People will gladly let customer service fall by the way side for low prices. Look how people flock to Walmart. Don’t care about customer service because they get low prices. WFM lost its edge when they let certified organic food vendors get pushed out of business. WFM has nothing that the masses want or need and Prime is no big deal. Actually it is more scam than anything.
Since the $15/hr minimum, we have bad applicants that are only applying because of the pay. It used to be that the people who applied had some interest in natural food. Now we have way more tms that don't give a sh–. It feels more and more like working at a normal big chain grocery store than ever before.
WHAT'S THAT?!?
They don't care about us, how hard they are over working us or how bad the guest service is. Just do it and do it all.

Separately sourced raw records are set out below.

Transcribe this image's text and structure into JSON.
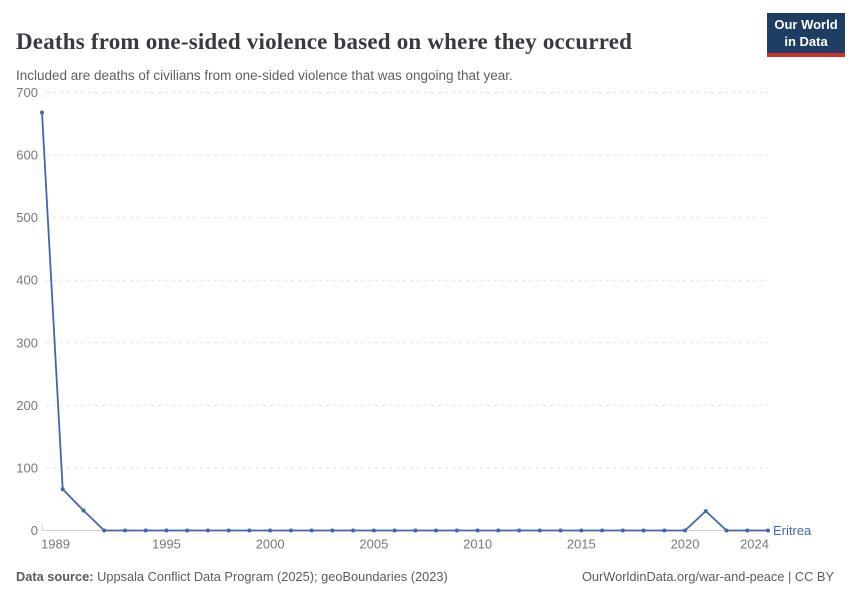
{
  "chart_data": {
    "type": "line",
    "title": "Deaths from one-sided violence based on where they occurred",
    "subtitle": "Included are deaths of civilians from one-sided violence that was ongoing that year.",
    "entity_label": "Eritrea",
    "x": [
      1989,
      1990,
      1991,
      1992,
      1993,
      1994,
      1995,
      1996,
      1997,
      1998,
      1999,
      2000,
      2001,
      2002,
      2003,
      2004,
      2005,
      2006,
      2007,
      2008,
      2009,
      2010,
      2011,
      2012,
      2013,
      2014,
      2015,
      2016,
      2017,
      2018,
      2019,
      2020,
      2021,
      2022,
      2023,
      2024
    ],
    "series": [
      {
        "name": "Eritrea",
        "values": [
          668,
          66,
          32,
          0,
          0,
          0,
          0,
          0,
          0,
          0,
          0,
          0,
          0,
          0,
          0,
          0,
          0,
          0,
          0,
          0,
          0,
          0,
          0,
          0,
          0,
          0,
          0,
          0,
          0,
          0,
          0,
          0,
          31,
          0,
          0,
          0
        ]
      }
    ],
    "xticks": [
      1989,
      1995,
      2000,
      2005,
      2010,
      2015,
      2020,
      2024
    ],
    "yticks": [
      0,
      100,
      200,
      300,
      400,
      500,
      600,
      700
    ],
    "xlim": [
      1989,
      2024
    ],
    "ylim": [
      0,
      700
    ],
    "xlabel": "",
    "ylabel": "",
    "grid": "horizontal-dashed",
    "legend_position": "label-at-line-end"
  },
  "logo": {
    "line1": "Our World",
    "line2": "in Data"
  },
  "footer": {
    "source_label": "Data source:",
    "source_text": " Uppsala Conflict Data Program (2025); geoBoundaries (2023)",
    "rights": "OurWorldinData.org/war-and-peace | CC BY"
  },
  "colors": {
    "line": "#4166ac",
    "title": "#383a42",
    "subtitle": "#5b5f61",
    "tick": "#76787b",
    "grid": "#e2e2e2",
    "axis": "#cfcfcf",
    "footer": "#5b5b5b",
    "logo-bg": "#1d3d63",
    "logo-red": "#d0312d"
  }
}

The only thing way wfm can compete with other grocery stores is by focusing on customer service. Every store sells the same products, so there has to be another reason for a person to leave the house to go inside a store. Okay, wfm does a great job with lighting and decor, but if they continue the race to the bottom by sacrificing customer service to the bottom line? Not having TMS on the floor who are knowledgeable and invested? All those pretty displays are just an empty shell signalling bs propaganda.

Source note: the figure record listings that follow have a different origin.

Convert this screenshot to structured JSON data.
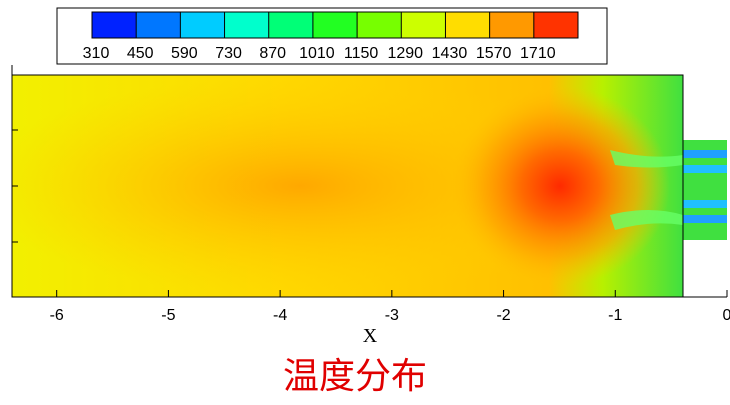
{
  "chart_data": {
    "type": "contour",
    "xlabel": "X",
    "caption": "温度分布",
    "xlim": [
      -6.4,
      0
    ],
    "xticks": [
      -6,
      -5,
      -4,
      -3,
      -2,
      -1,
      0
    ],
    "colorbar": {
      "ticks": [
        310,
        450,
        590,
        730,
        870,
        1010,
        1150,
        1290,
        1430,
        1570,
        1710
      ],
      "colors": [
        "#0022ff",
        "#0077ff",
        "#00ccff",
        "#00ffcc",
        "#00ff77",
        "#22ff22",
        "#77ff00",
        "#ccff00",
        "#ffdd00",
        "#ff9900",
        "#ff3300"
      ]
    }
  }
}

- S. used to be amazing. Most old school Tms still try to c.s well. New hires are not taught that c.s is important at all and most fully ignore customers. So now C.S. at Whole Foods is very hit and miss. Customers are very frustrated. Add that to the fact that we have so little labor our Whole Body department (the department we most need good c.s. in) goes completely unstaffed for 9 hours a day. Soooo many lost sales because the labor budget is so low. High Dollar and margin too.